1. Natal à la Carver
E vamos dar início a esta jornada... Quem aí tem lembranças do capítulo 6 do livro?
Só para contextualizar, o capítulo 6 é uma cena do passado em que aparece Jerome confidenciando uma coisa a Ellie. Existe uma fala onde ele faz um resumo da vida dele e menciona sobre os pais. Foi essa única fala que deu origem a este capítulo que escrevi.
Espero que gostem! <3
Não tenho muitas recordações suas. Nem possuo tantas fotos suas ou histórias com você que eu me sinta seguro de narrar com absoluta confiança. Dizem que nossa memória não armazena muita coisa quando somos crianças e que por isso não conseguimos nos lembrar de nossa infância com tanta minúcia.
Mas existe, sim, um episódio que ficou marcado para sempre em mim. E é quando trago-o à tona que sou capaz de mais uma vez enxergar seu rosto, pai.

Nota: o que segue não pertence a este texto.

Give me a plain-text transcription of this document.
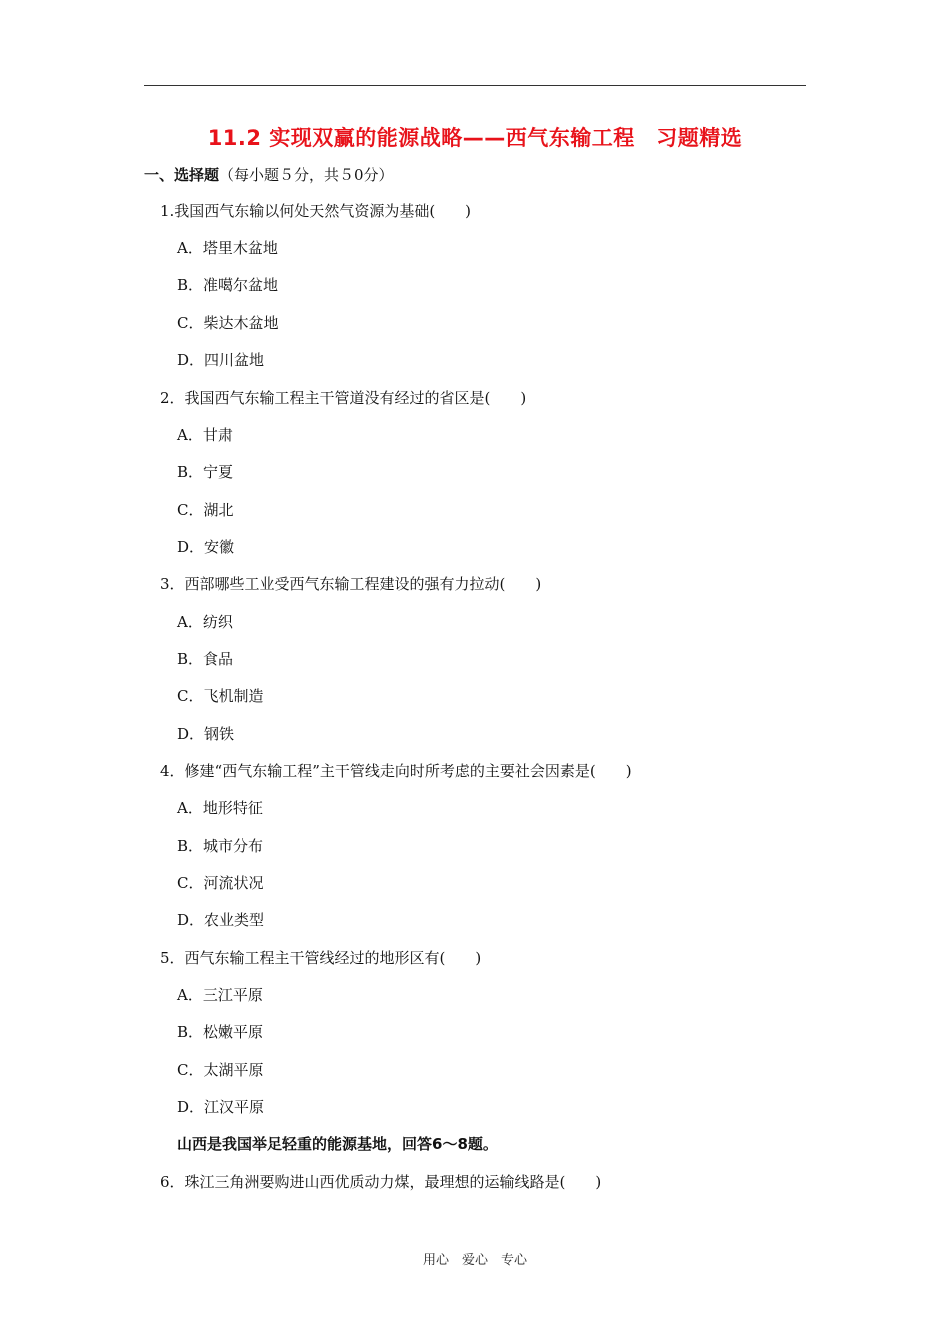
11.2 实现双赢的能源战略——西气东输工程　习题精选
一、选择题（每小题５分，共５0分）
1.我国西气东输以何处天然气资源为基础(　　)
A．塔里木盆地
B．准噶尔盆地
C．柴达木盆地
D．四川盆地
2．我国西气东输工程主干管道没有经过的省区是(　　)
A．甘肃
B．宁夏
C．湖北
D．安徽
3．西部哪些工业受西气东输工程建设的强有力拉动(　　)
A．纺织
B．食品
C．飞机制造
D．钢铁
4．修建“西气东输工程”主干管线走向时所考虑的主要社会因素是(　　)
A．地形特征
B．城市分布
C．河流状况
D．农业类型
5．西气东输工程主干管线经过的地形区有(　　)
A．三江平原
B．松嫩平原
C．太湖平原
D．江汉平原
山西是我国举足轻重的能源基地，回答6～8题。
6．珠江三角洲要购进山西优质动力煤，最理想的运输线路是(　　)
用心　爱心　专心
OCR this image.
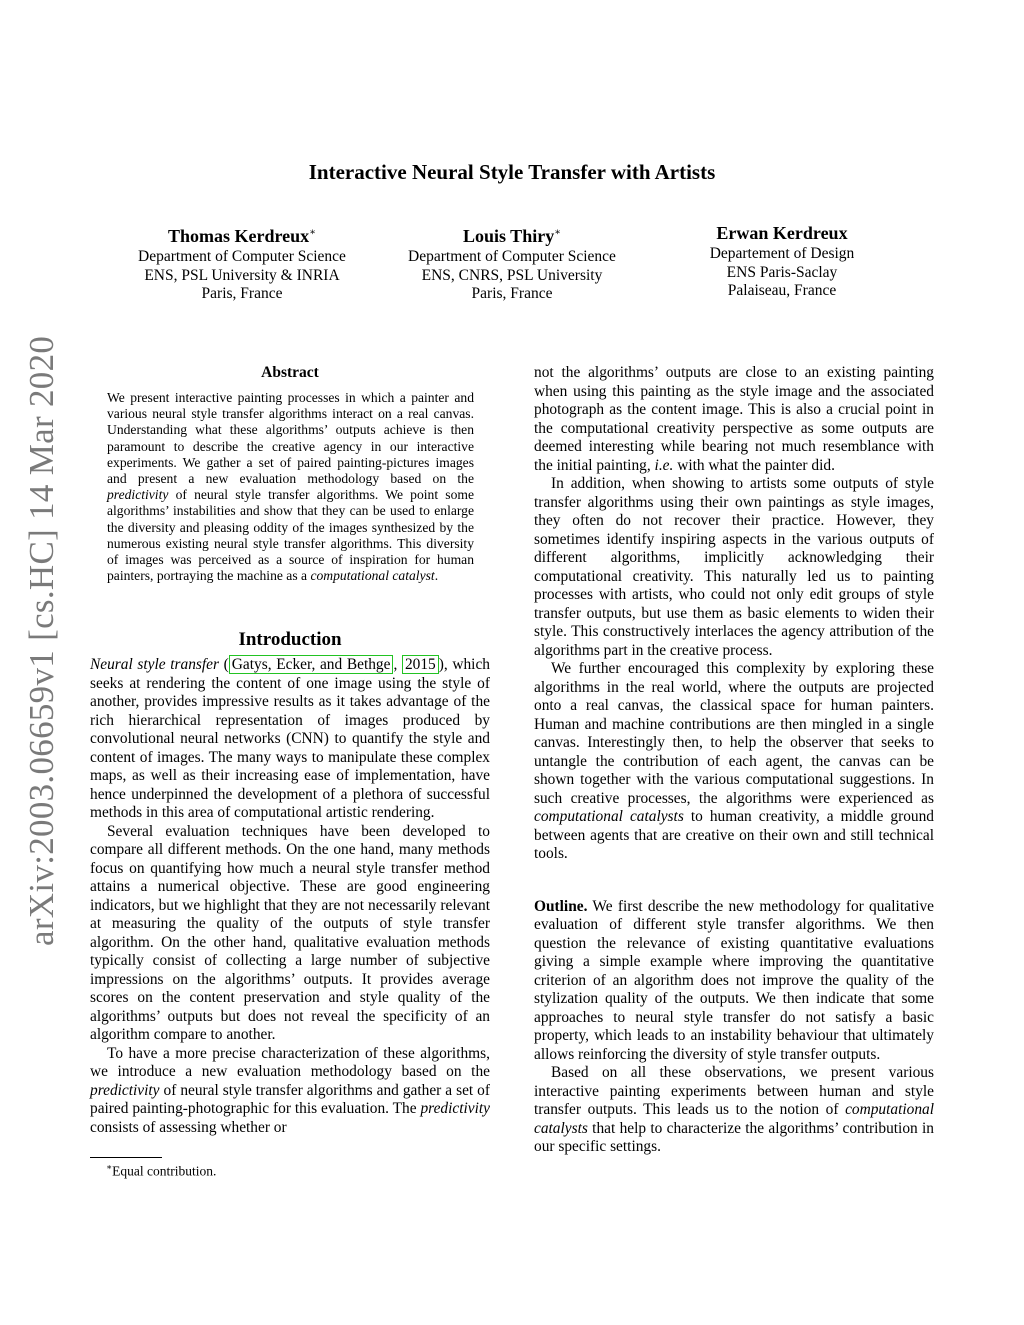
Interactive Neural Style Transfer with Artists
Thomas Kerdreux∗
Department of Computer Science
ENS, PSL University & INRIA
Paris, France
Louis Thiry∗
Department of Computer Science
ENS, CNRS, PSL University
Paris, France
Erwan Kerdreux
Departement of Design
ENS Paris-Saclay
Palaiseau, France
arXiv:2003.06659v1 [cs.HC] 14 Mar 2020	Abstract
We present interactive painting processes in which a painter and various neural style transfer algorithms interact on a real canvas. Understanding what these algorithms’ outputs achieve is then paramount to describe the creative agency in our interactive experiments. We gather a set of paired painting-pictures images and present a new evaluation methodology based on the predictivity of neural style transfer algorithms. We point some algorithms’ instabilities and show that they can be used to enlarge the diversity and pleasing oddity of the images synthesized by the numerous existing neural style transfer algorithms. This diversity of images was perceived as a source of inspiration for human painters, portraying the machine as a computational catalyst.
Introduction

Neural style transfer ( Gatys, Ecker, and Bethge , 2015 ), which seeks at rendering the content of one image using the style of another, provides impressive results as it takes advantage of the rich hierarchical representation of images produced by convolutional neural networks (CNN) to quantify the style and content of images. The many ways to manipulate these complex maps, as well as their increasing ease of implementation, have hence underpinned the development of a plethora of successful methods in this area of computational artistic rendering.

Several evaluation techniques have been developed to compare all different methods. On the one hand, many methods focus on quantifying how much a neural style transfer method attains a numerical objective. These are good engineering indicators, but we highlight that they are not necessarily relevant at measuring the quality of the outputs of style transfer algorithm. On the other hand, qualitative evaluation methods typically consist of collecting a large number of subjective impressions on the algorithms’ outputs. It provides average scores on the content preservation and style quality of the algorithms’ outputs but does not reveal the specificity of an algorithm compare to another.

To have a more precise characterization of these algorithms, we introduce a new evaluation methodology based on the predictivity of neural style transfer algorithms and gather a set of paired painting-photographic for this evaluation. The predictivity consists of assessing whether or

∗Equal contribution.

not the algorithms’ outputs are close to an existing painting when using this painting as the style image and the associated photograph as the content image. This is also a crucial point in the computational creativity perspective as some outputs are deemed interesting while bearing not much resemblance with the initial painting, i.e. with what the painter did.

In addition, when showing to artists some outputs of style transfer algorithms using their own paintings as style images, they often do not recover their practice. However, they sometimes identify inspiring aspects in the various outputs of different algorithms, implicitly acknowledging their computational creativity. This naturally led us to painting processes with artists, who could not only edit groups of style transfer outputs, but use them as basic elements to widen their style. This constructively interlaces the agency attribution of the algorithms part in the creative process.

We further encouraged this complexity by exploring these algorithms in the real world, where the outputs are projected onto a real canvas, the classical space for human painters. Human and machine contributions are then mingled in a single canvas. Interestingly then, to help the observer that seeks to untangle the contribution of each agent, the canvas can be shown together with the various computational suggestions. In such creative processes, the algorithms were experienced as computational catalysts to human creativity, a middle ground between agents that are creative on their own and still technical tools.

Outline. We first describe the new methodology for qualitative evaluation of different style transfer algorithms. We then question the relevance of existing quantitative evaluations giving a simple example where improving the quantitative criterion of an algorithm does not improve the quality of the stylization quality of the outputs. We then indicate that some approaches to neural style transfer do not satisfy a basic property, which leads to an instability behaviour that ultimately allows reinforcing the diversity of style transfer outputs.

Based on all these observations, we present various interactive painting experiments between human and style transfer outputs. This leads us to the notion of computational catalysts that help to characterize the algorithms’ contribution in our specific settings.
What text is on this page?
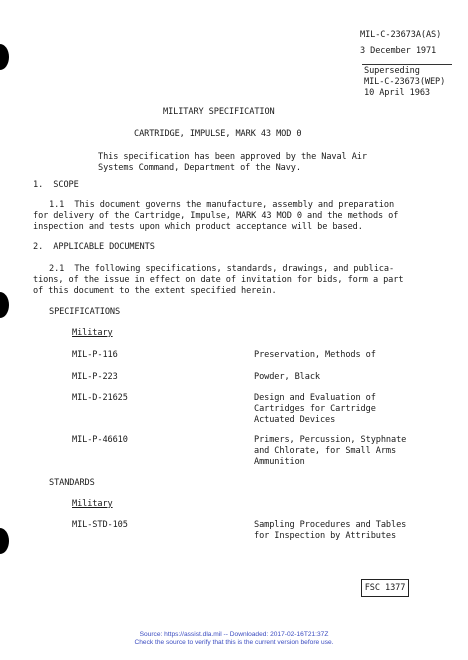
MIL-C-23673A(AS)
3 December 1971
Superseding
MIL-C-23673(WEP)
10 April 1963
MILITARY SPECIFICATION
CARTRIDGE, IMPULSE, MARK 43 MOD 0
This specification has been approved by the Naval Air
Systems Command, Department of the Navy.
1.  SCOPE
1.1  This document governs the manufacture, assembly and preparation
for delivery of the Cartridge, Impulse, MARK 43 MOD 0 and the methods of
inspection and tests upon which product acceptance will be based.
2.  APPLICABLE DOCUMENTS
2.1  The following specifications, standards, drawings, and publica-
tions, of the issue in effect on date of invitation for bids, form a part
of this document to the extent specified herein.
SPECIFICATIONS
Military
MIL-P-116	Preservation, Methods of
MIL-P-223	Powder, Black
MIL-D-21625	Design and Evaluation of
Cartridges for Cartridge
Actuated Devices
MIL-P-46610	Primers, Percussion, Styphnate
and Chlorate, for Small Arms
Ammunition
STANDARDS
Military
MIL-STD-105	Sampling Procedures and Tables
for Inspection by Attributes
FSC 1377
Source: https://assist.dla.mil -- Downloaded: 2017-02-16T21:37Z
Check the source to verify that this is the current version before use.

Eu tinha apenas 5 anos quando você já estava internado no hospital com um tumor no cérebro. Você lutou. Caramba, como você lutou. Quimioterapia, radioterapia, cirurgia... Todos nós queríamos que o tumor saísse. Você queria viver. Por nós, sua família. Mas seu corpo estava desistindo. E mesmo nossa mãe sabendo disso, eu e Jameson éramos barrados de ficar muito tempo naquele quarto com você.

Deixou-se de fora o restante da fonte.